Cleveland police and crime commissioner (PCC) Barry Coppinger unveiled plans for the pilot at a conference in Middlesbrough on Monday (September 3), which highlighted the latest research on reducing drug addiction.

Injectable Opioid Treatment (IOT) will see a clinic established that allows substance users to self-administer prescribed diamorphine three times a day while under medical supervision.

At the same time, a coordinated agency response will provide appropriate medical and housing assistance to get the users off the streets and back into society.

The pilot will focus on those addicts who do not respond to current strategies and find themselves on a cycle of offending to feed the addiction and prison.

It will cost £12,000 per addict, according to the PCC’s office.

Mr Coppinger said: “It’s clear that for a small group of addicts the current strategies are not working and if we don’t try something new the cycle of offending and the enormous costs to society will simply continue and in all likelihood increase.

“For a fraction of the cost of their offending we can give these people hope and a chance to turn their lives around, protect the public and local economy and free up vital NHS and police resources currently devoted to dealing with this small group.”

Daniel Ahmed, a clinical partner with the Foundations specialist GP practice, added: “Basically these were traumatised children who experienced adverse child experiences and are trying to survive these traumas.

“The rest of their lives have not been much better as they have been constantly punished by society.”

In May this year, the North Wales, West Midlands and Durham PCCs sent a joint letter to the Safeguarding Minister urging for a review of the Government’s continued opposition to drug consumption rooms.
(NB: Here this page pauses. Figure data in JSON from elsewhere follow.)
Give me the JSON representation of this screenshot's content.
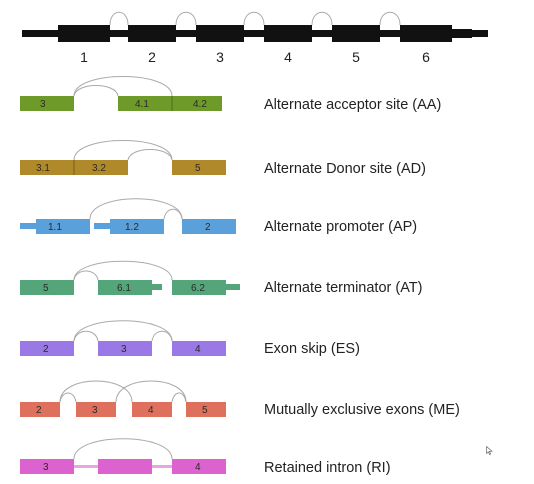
{
  "top_gene": {
    "exon_labels": [
      "1",
      "2",
      "3",
      "4",
      "5",
      "6"
    ]
  },
  "events": [
    {
      "id": "aa",
      "label": "Alternate acceptor site (AA)",
      "color": "#6e9a2a",
      "exon_labels": [
        "3",
        "4.1",
        "4.2"
      ]
    },
    {
      "id": "ad",
      "label": "Alternate Donor site (AD)",
      "color": "#b0892a",
      "exon_labels": [
        "3.1",
        "3.2",
        "5"
      ]
    },
    {
      "id": "ap",
      "label": "Alternate promoter (AP)",
      "color": "#5aa1dc",
      "exon_labels": [
        "1.1",
        "1.2",
        "2"
      ]
    },
    {
      "id": "at",
      "label": "Alternate terminator (AT)",
      "color": "#55a57a",
      "exon_labels": [
        "5",
        "6.1",
        "6.2"
      ]
    },
    {
      "id": "es",
      "label": "Exon skip (ES)",
      "color": "#9a78e6",
      "exon_labels": [
        "2",
        "3",
        "4"
      ]
    },
    {
      "id": "me",
      "label": "Mutually exclusive exons (ME)",
      "color": "#e0705e",
      "exon_labels": [
        "2",
        "3",
        "4",
        "5"
      ]
    },
    {
      "id": "ri",
      "label": "Retained intron (RI)",
      "color": "#dc62d0",
      "exon_labels": [
        "3",
        "4"
      ]
    }
  ]
}
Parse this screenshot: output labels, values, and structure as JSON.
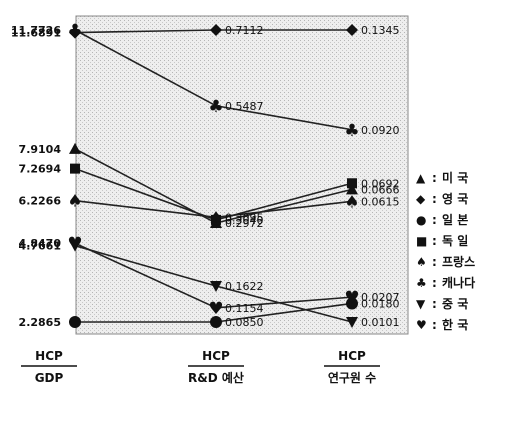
{
  "chart_data": {
    "type": "line",
    "categories": [
      {
        "numerator": "HCP",
        "denominator": "GDP"
      },
      {
        "numerator": "HCP",
        "denominator": "R&D 예산"
      },
      {
        "numerator": "HCP",
        "denominator": "연구원 수"
      }
    ],
    "grid": false,
    "legend_position": "right",
    "series": [
      {
        "legend_symbol": "▲",
        "legend_label": "미   국",
        "marker": "triangle",
        "values": [
          7.9104,
          0.2972,
          0.0666
        ],
        "labels": [
          "7.9104",
          "0.2972",
          "0.0666"
        ]
      },
      {
        "legend_symbol": "◆",
        "legend_label": "영   국",
        "marker": "diamond",
        "values": [
          11.6891,
          0.7112,
          0.1345
        ],
        "labels": [
          "11.6891",
          "0.7112",
          "0.1345"
        ]
      },
      {
        "legend_symbol": "●",
        "legend_label": "일   본",
        "marker": "circle",
        "values": [
          2.2865,
          0.085,
          0.018
        ],
        "labels": [
          "2.2865",
          "0.0850",
          "0.0180"
        ]
      },
      {
        "legend_symbol": "■",
        "legend_label": "독   일",
        "marker": "square",
        "values": [
          7.2694,
          0.304,
          0.0692
        ],
        "labels": [
          "7.2694",
          "0.3040",
          "0.0692"
        ]
      },
      {
        "legend_symbol": "♠",
        "legend_label": "프랑스",
        "marker": "spade",
        "values": [
          6.2266,
          0.3095,
          0.0615
        ],
        "labels": [
          "6.2266",
          "0.3095",
          "0.0615"
        ]
      },
      {
        "legend_symbol": "♣",
        "legend_label": "캐나다",
        "marker": "club",
        "values": [
          11.7726,
          0.5487,
          0.092
        ],
        "labels": [
          "11.7726",
          "0.5487",
          "0.0920"
        ]
      },
      {
        "legend_symbol": "▼",
        "legend_label": "중   국",
        "marker": "triangle-down",
        "values": [
          4.7661,
          0.1622,
          0.0101
        ],
        "labels": [
          "4.7661",
          "0.1622",
          "0.0101"
        ]
      },
      {
        "legend_symbol": "♥",
        "legend_label": "한   국",
        "marker": "heart",
        "values": [
          4.847,
          0.1154,
          0.0207
        ],
        "labels": [
          "4.8470",
          "0.1154",
          "0.0207"
        ]
      }
    ]
  }
}
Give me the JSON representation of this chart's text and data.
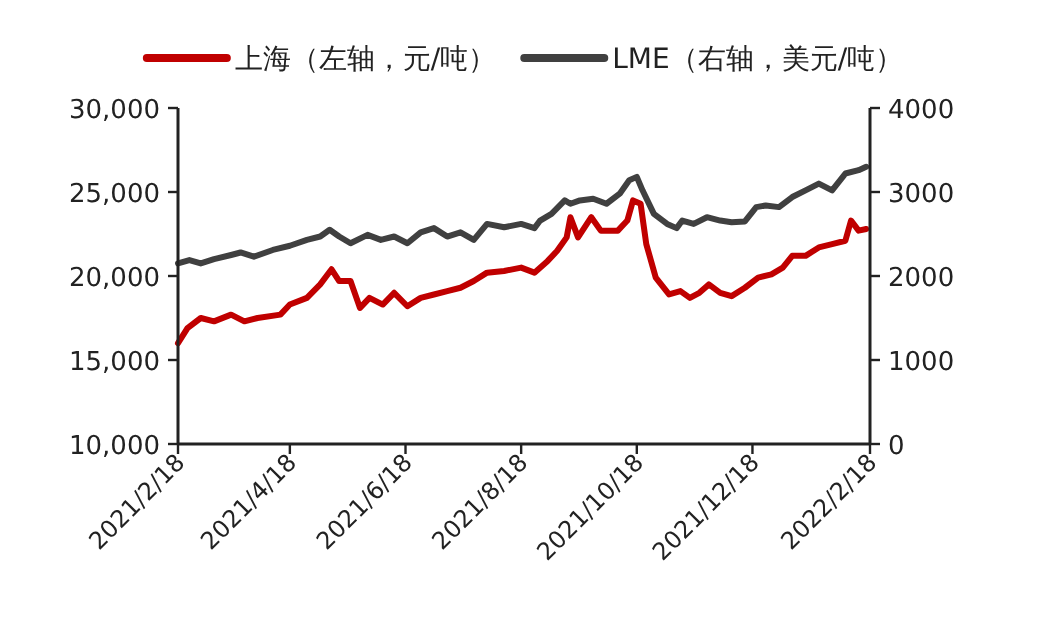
{
  "chart_data": {
    "type": "line",
    "legend": "top",
    "line_style": "solid",
    "marker": "none",
    "xlim": [
      "2021-02-18",
      "2022-02-18"
    ],
    "xticks": [
      {
        "value": "2021-02-18",
        "label": "2021/2/18"
      },
      {
        "value": "2021-04-18",
        "label": "2021/4/18"
      },
      {
        "value": "2021-06-18",
        "label": "2021/6/18"
      },
      {
        "value": "2021-08-18",
        "label": "2021/8/18"
      },
      {
        "value": "2021-10-18",
        "label": "2021/10/18"
      },
      {
        "value": "2021-12-18",
        "label": "2021/12/18"
      },
      {
        "value": "2022-02-18",
        "label": "2022/2/18"
      }
    ],
    "ylim": [
      10000,
      30000
    ],
    "yticks": [
      {
        "value": 10000,
        "label": "10,000"
      },
      {
        "value": 15000,
        "label": "15,000"
      },
      {
        "value": 20000,
        "label": "20,000"
      },
      {
        "value": 25000,
        "label": "25,000"
      },
      {
        "value": 30000,
        "label": "30,000"
      }
    ],
    "y2lim": [
      0,
      4000
    ],
    "y2ticks": [
      0,
      1000,
      2000,
      3000,
      4000
    ],
    "series": [
      {
        "name": "上海（左轴，元/吨）",
        "color": "#c00000",
        "x": [
          "2021-02-18",
          "2021-02-23",
          "2021-03-02",
          "2021-03-09",
          "2021-03-18",
          "2021-03-25",
          "2021-04-01",
          "2021-04-13",
          "2021-04-18",
          "2021-04-27",
          "2021-05-04",
          "2021-05-10",
          "2021-05-14",
          "2021-05-20",
          "2021-05-25",
          "2021-05-30",
          "2021-06-06",
          "2021-06-12",
          "2021-06-19",
          "2021-06-26",
          "2021-07-03",
          "2021-07-10",
          "2021-07-17",
          "2021-07-24",
          "2021-07-31",
          "2021-08-09",
          "2021-08-18",
          "2021-08-25",
          "2021-09-01",
          "2021-09-06",
          "2021-09-11",
          "2021-09-13",
          "2021-09-17",
          "2021-09-24",
          "2021-09-29",
          "2021-10-08",
          "2021-10-13",
          "2021-10-16",
          "2021-10-20",
          "2021-10-23",
          "2021-10-28",
          "2021-11-04",
          "2021-11-10",
          "2021-11-15",
          "2021-11-20",
          "2021-11-25",
          "2021-12-01",
          "2021-12-07",
          "2021-12-14",
          "2021-12-21",
          "2021-12-28",
          "2022-01-03",
          "2022-01-08",
          "2022-01-15",
          "2022-01-22",
          "2022-01-29",
          "2022-02-05",
          "2022-02-08",
          "2022-02-12",
          "2022-02-16"
        ],
        "values": [
          16000,
          16900,
          17500,
          17300,
          17700,
          17300,
          17500,
          17700,
          18300,
          18700,
          19500,
          20400,
          19700,
          19700,
          18100,
          18700,
          18300,
          19000,
          18200,
          18700,
          18900,
          19100,
          19300,
          19700,
          20200,
          20300,
          20500,
          20200,
          20900,
          21500,
          22300,
          23500,
          22300,
          23500,
          22700,
          22700,
          23300,
          24500,
          24300,
          21900,
          19900,
          18900,
          19100,
          18700,
          19000,
          19500,
          19000,
          18800,
          19300,
          19900,
          20100,
          20500,
          21200,
          21200,
          21700,
          21900,
          22100,
          23300,
          22700,
          22800
        ]
      },
      {
        "name": "LME（右轴，美元/吨）",
        "color": "#404040",
        "axis": "y2",
        "x": [
          "2021-02-18",
          "2021-02-24",
          "2021-03-02",
          "2021-03-09",
          "2021-03-18",
          "2021-03-23",
          "2021-03-30",
          "2021-04-09",
          "2021-04-18",
          "2021-04-27",
          "2021-05-04",
          "2021-05-09",
          "2021-05-14",
          "2021-05-20",
          "2021-05-29",
          "2021-06-05",
          "2021-06-12",
          "2021-06-19",
          "2021-06-26",
          "2021-07-03",
          "2021-07-10",
          "2021-07-17",
          "2021-07-24",
          "2021-07-31",
          "2021-08-09",
          "2021-08-18",
          "2021-08-25",
          "2021-08-28",
          "2021-09-03",
          "2021-09-10",
          "2021-09-13",
          "2021-09-18",
          "2021-09-25",
          "2021-10-02",
          "2021-10-09",
          "2021-10-14",
          "2021-10-18",
          "2021-10-21",
          "2021-10-27",
          "2021-11-03",
          "2021-11-08",
          "2021-11-11",
          "2021-11-17",
          "2021-11-24",
          "2021-12-01",
          "2021-12-07",
          "2021-12-14",
          "2021-12-20",
          "2021-12-25",
          "2022-01-01",
          "2022-01-08",
          "2022-01-15",
          "2022-01-22",
          "2022-01-29",
          "2022-02-05",
          "2022-02-12",
          "2022-02-16"
        ],
        "values": [
          2150,
          2190,
          2150,
          2200,
          2250,
          2280,
          2230,
          2310,
          2360,
          2430,
          2470,
          2550,
          2470,
          2390,
          2490,
          2430,
          2470,
          2390,
          2520,
          2570,
          2470,
          2520,
          2430,
          2620,
          2580,
          2620,
          2570,
          2660,
          2740,
          2900,
          2860,
          2900,
          2920,
          2860,
          2980,
          3140,
          3180,
          3020,
          2740,
          2620,
          2570,
          2660,
          2620,
          2700,
          2660,
          2640,
          2650,
          2820,
          2840,
          2820,
          2940,
          3020,
          3100,
          3020,
          3220,
          3260,
          3300
        ]
      }
    ]
  }
}
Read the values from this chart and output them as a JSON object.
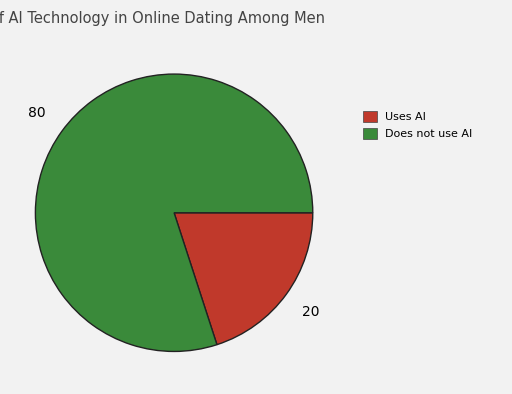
{
  "title": "Adoption of AI Technology in Online Dating Among Men",
  "slices": [
    20,
    80
  ],
  "colors": [
    "#c0392b",
    "#3a8a3a"
  ],
  "legend_labels": [
    "Uses AI",
    "Does not use AI"
  ],
  "legend_colors": [
    "#c0392b",
    "#3a8a3a"
  ],
  "startangle": 0,
  "background_color": "#f2f2f2",
  "title_fontsize": 10.5,
  "pctdistance": 1.22,
  "label_fontsize": 10
}
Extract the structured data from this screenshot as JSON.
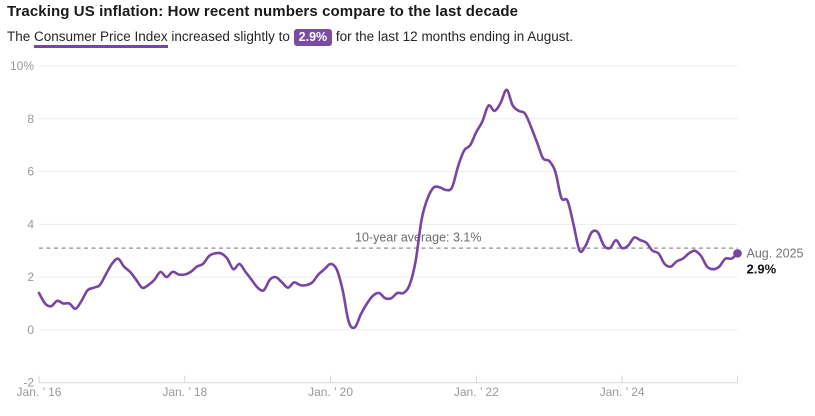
{
  "header": {
    "title": "Tracking US inflation: How recent numbers compare to the last decade",
    "subtitle": {
      "prefix": "The ",
      "linked_term": "Consumer Price Index",
      "middle": " increased slightly to ",
      "badge": "2.9%",
      "suffix": " for the last 12 months ending in August."
    }
  },
  "chart_data": {
    "type": "line",
    "x_unit": "month",
    "x_range": [
      "Jan 2016",
      "Aug 2025"
    ],
    "ylim": [
      -2,
      10
    ],
    "grid": true,
    "legend": "none",
    "series": [
      {
        "name": "Consumer Price Index, year-over-year % change",
        "values": [
          1.4,
          1.0,
          0.9,
          1.1,
          1.0,
          1.0,
          0.8,
          1.1,
          1.5,
          1.6,
          1.7,
          2.1,
          2.5,
          2.7,
          2.4,
          2.2,
          1.9,
          1.6,
          1.7,
          1.9,
          2.2,
          2.0,
          2.2,
          2.1,
          2.1,
          2.2,
          2.4,
          2.5,
          2.8,
          2.9,
          2.9,
          2.7,
          2.3,
          2.5,
          2.2,
          1.9,
          1.6,
          1.5,
          1.9,
          2.0,
          1.8,
          1.6,
          1.8,
          1.7,
          1.7,
          1.8,
          2.1,
          2.3,
          2.5,
          2.3,
          1.5,
          0.3,
          0.1,
          0.6,
          1.0,
          1.3,
          1.4,
          1.2,
          1.2,
          1.4,
          1.4,
          1.7,
          2.6,
          4.2,
          5.0,
          5.4,
          5.4,
          5.3,
          5.4,
          6.2,
          6.8,
          7.0,
          7.5,
          7.9,
          8.5,
          8.3,
          8.6,
          9.1,
          8.5,
          8.3,
          8.2,
          7.7,
          7.1,
          6.5,
          6.4,
          6.0,
          5.0,
          4.9,
          4.0,
          3.0,
          3.2,
          3.7,
          3.7,
          3.2,
          3.1,
          3.4,
          3.1,
          3.2,
          3.5,
          3.4,
          3.3,
          3.0,
          2.9,
          2.5,
          2.4,
          2.6,
          2.7,
          2.9,
          3.0,
          2.8,
          2.4,
          2.3,
          2.4,
          2.7,
          2.7,
          2.9
        ]
      }
    ],
    "x_ticks": [
      {
        "month_index": 0,
        "label": "Jan. ’ 16"
      },
      {
        "month_index": 24,
        "label": "Jan. ’ 18"
      },
      {
        "month_index": 48,
        "label": "Jan. ’ 20"
      },
      {
        "month_index": 72,
        "label": "Jan. ’ 22"
      },
      {
        "month_index": 96,
        "label": "Jan. ’ 24"
      }
    ],
    "y_ticks": [
      {
        "value": 10,
        "label": "10%"
      },
      {
        "value": 8,
        "label": "8"
      },
      {
        "value": 6,
        "label": "6"
      },
      {
        "value": 4,
        "label": "4"
      },
      {
        "value": 2,
        "label": "2"
      },
      {
        "value": 0,
        "label": "0"
      },
      {
        "value": -2,
        "label": "-2"
      }
    ],
    "average_line": {
      "value": 3.1,
      "label": "10-year average: 3.1%",
      "style": "dashed"
    },
    "end_annotation": {
      "date_label": "Aug. 2025",
      "value_label": "2.9%",
      "value": 2.9
    }
  },
  "colors": {
    "accent_purple": "#7845a4",
    "line": "#7845a4",
    "badge_bg": "#7b4ba6",
    "badge_text": "#ffffff",
    "grid": "#ececec",
    "axis": "#d7d7d7",
    "tick_label": "#999999",
    "avg_line": "#8f8f8f",
    "avg_label": "#6d6d6d",
    "annotation_date": "#757575",
    "annotation_value": "#111111",
    "title": "#1a1a1a",
    "subtitle": "#262626"
  }
}
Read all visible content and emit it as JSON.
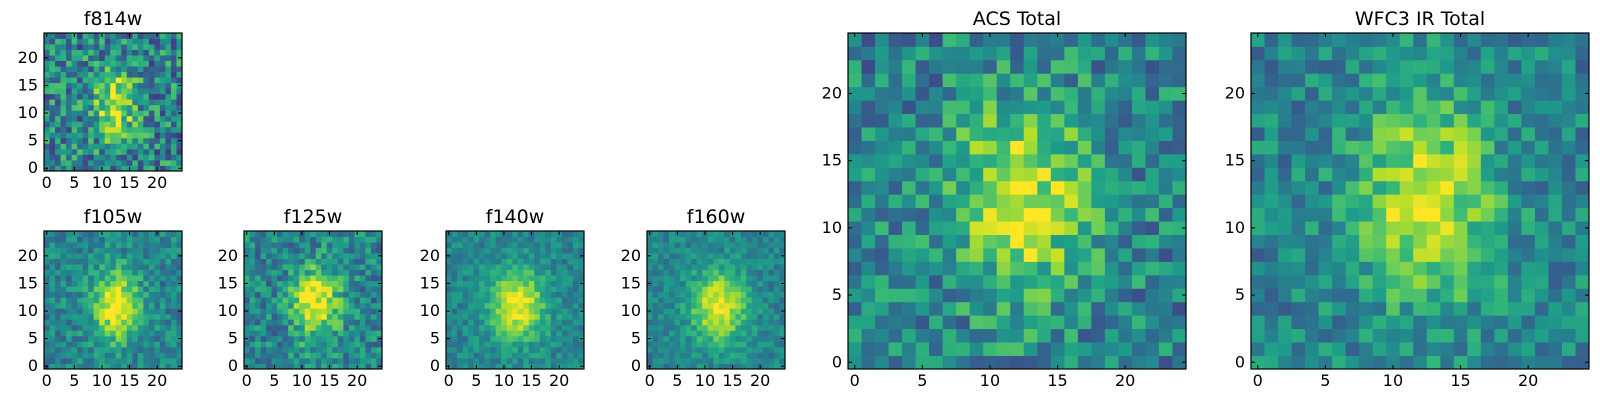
{
  "chart_data": [
    {
      "type": "heatmap",
      "title": "f814w",
      "grid_size": 25,
      "colormap": "viridis",
      "xlim": [
        0,
        24
      ],
      "ylim": [
        0,
        24
      ],
      "xticks": [
        0,
        5,
        10,
        15,
        20
      ],
      "yticks": [
        0,
        5,
        10,
        15,
        20
      ],
      "source": {
        "center": [
          12.5,
          11.5
        ],
        "sigma": [
          2.5,
          4.0
        ],
        "peak": 1.0,
        "noise": 0.35
      }
    },
    {
      "type": "heatmap",
      "title": "f105w",
      "grid_size": 25,
      "colormap": "viridis",
      "xlim": [
        0,
        24
      ],
      "ylim": [
        0,
        24
      ],
      "xticks": [
        0,
        5,
        10,
        15,
        20
      ],
      "yticks": [
        0,
        5,
        10,
        15,
        20
      ],
      "source": {
        "center": [
          12.5,
          11.0
        ],
        "sigma": [
          3.0,
          4.5
        ],
        "peak": 1.0,
        "noise": 0.2
      }
    },
    {
      "type": "heatmap",
      "title": "f125w",
      "grid_size": 25,
      "colormap": "viridis",
      "xlim": [
        0,
        24
      ],
      "ylim": [
        0,
        24
      ],
      "xticks": [
        0,
        5,
        10,
        15,
        20
      ],
      "yticks": [
        0,
        5,
        10,
        15,
        20
      ],
      "source": {
        "center": [
          12.5,
          11.5
        ],
        "sigma": [
          3.0,
          4.5
        ],
        "peak": 1.0,
        "noise": 0.25
      }
    },
    {
      "type": "heatmap",
      "title": "f140w",
      "grid_size": 25,
      "colormap": "viridis",
      "xlim": [
        0,
        24
      ],
      "ylim": [
        0,
        24
      ],
      "xticks": [
        0,
        5,
        10,
        15,
        20
      ],
      "yticks": [
        0,
        5,
        10,
        15,
        20
      ],
      "source": {
        "center": [
          12.5,
          11.0
        ],
        "sigma": [
          3.5,
          4.5
        ],
        "peak": 1.0,
        "noise": 0.15
      }
    },
    {
      "type": "heatmap",
      "title": "f160w",
      "grid_size": 25,
      "colormap": "viridis",
      "xlim": [
        0,
        24
      ],
      "ylim": [
        0,
        24
      ],
      "xticks": [
        0,
        5,
        10,
        15,
        20
      ],
      "yticks": [
        0,
        5,
        10,
        15,
        20
      ],
      "source": {
        "center": [
          12.5,
          11.0
        ],
        "sigma": [
          3.5,
          4.5
        ],
        "peak": 1.0,
        "noise": 0.15
      }
    },
    {
      "type": "heatmap",
      "title": "ACS Total",
      "grid_size": 25,
      "colormap": "viridis",
      "xlim": [
        0,
        24
      ],
      "ylim": [
        0,
        24
      ],
      "xticks": [
        0,
        5,
        10,
        15,
        20
      ],
      "yticks": [
        0,
        5,
        10,
        15,
        20
      ],
      "source": {
        "center": [
          12.5,
          12.0
        ],
        "sigma": [
          3.5,
          5.0
        ],
        "peak": 0.9,
        "noise": 0.28
      }
    },
    {
      "type": "heatmap",
      "title": "WFC3 IR Total",
      "grid_size": 25,
      "colormap": "viridis",
      "xlim": [
        0,
        24
      ],
      "ylim": [
        0,
        24
      ],
      "xticks": [
        0,
        5,
        10,
        15,
        20
      ],
      "yticks": [
        0,
        5,
        10,
        15,
        20
      ],
      "source": {
        "center": [
          12.5,
          12.0
        ],
        "sigma": [
          3.5,
          5.5
        ],
        "peak": 0.9,
        "noise": 0.22
      }
    }
  ]
}
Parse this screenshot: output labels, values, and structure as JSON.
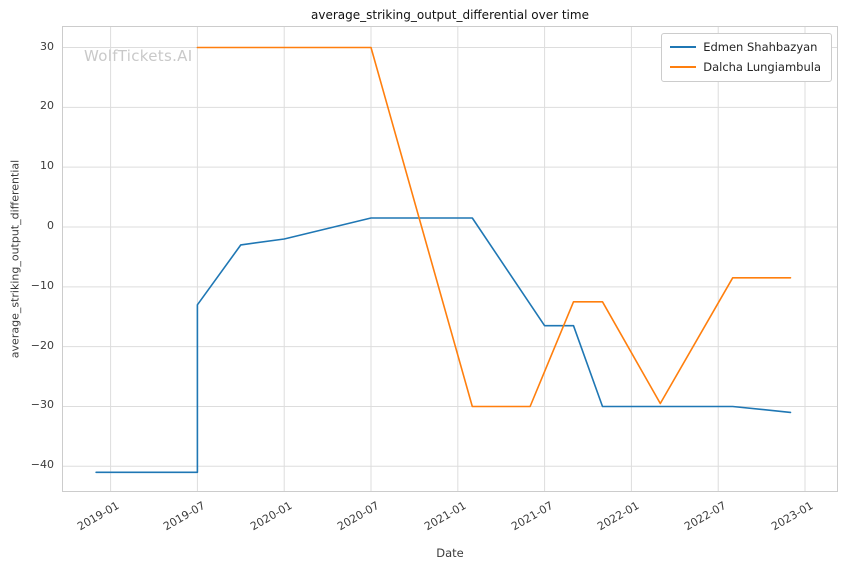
{
  "watermark": "WolfTickets.AI",
  "chart_data": {
    "type": "line",
    "title": "average_striking_output_differential over time",
    "xlabel": "Date",
    "ylabel": "average_striking_output_differential",
    "legend_position": "upper right",
    "grid": true,
    "background_color": "#ffffff",
    "grid_color": "#dddddd",
    "spine_color": "#cccccc",
    "x_tick_labels": [
      "2019-01",
      "2019-07",
      "2020-01",
      "2020-07",
      "2021-01",
      "2021-07",
      "2022-01",
      "2022-07",
      "2023-01"
    ],
    "y_ticks": [
      -40,
      -30,
      -20,
      -10,
      0,
      10,
      20,
      30
    ],
    "y_tick_labels": [
      "−40",
      "−30",
      "−20",
      "−10",
      "0",
      "10",
      "20",
      "30"
    ],
    "x_range": [
      2018.72,
      2023.19
    ],
    "y_range": [
      -44.3,
      33.6
    ],
    "series": [
      {
        "name": "Edmen Shahbazyan",
        "color": "#1f77b4",
        "points": [
          [
            "2018-12",
            -41
          ],
          [
            "2019-07",
            -41
          ],
          [
            "2019-07",
            -13
          ],
          [
            "2019-10",
            -3
          ],
          [
            "2020-01",
            -2
          ],
          [
            "2020-07",
            1.5
          ],
          [
            "2021-02",
            1.5
          ],
          [
            "2021-07",
            -16.5
          ],
          [
            "2021-09",
            -16.5
          ],
          [
            "2021-11",
            -30
          ],
          [
            "2022-08",
            -30
          ],
          [
            "2022-12",
            -31
          ]
        ]
      },
      {
        "name": "Dalcha Lungiambula",
        "color": "#ff7f0e",
        "points": [
          [
            "2019-07",
            30
          ],
          [
            "2020-07",
            30
          ],
          [
            "2021-02",
            -30
          ],
          [
            "2021-06",
            -30
          ],
          [
            "2021-09",
            -12.5
          ],
          [
            "2021-11",
            -12.5
          ],
          [
            "2022-03",
            -29.5
          ],
          [
            "2022-08",
            -8.5
          ],
          [
            "2022-12",
            -8.5
          ]
        ]
      }
    ]
  }
}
Although IOT is completely different to drug consumption rooms, PCCs believe it paves the way for an alternative to criminalising drug addicts.

A Home Office spokesperson said it supports local areas that pursue heroin assisted treatment.

They added: “The Modern Crime Prevention Strategy recognises the potential of heroin assisted treatment (prescribed diamorphine) in helping people to recover.

“The reality is that at present they are on a cycle of addiction and offending until they die.

“There is evidence from the UK, and other countries, that supervised use of this in a medical environment as part of a treatment plan can help keep patients in treatment and out of criminal behaviour.”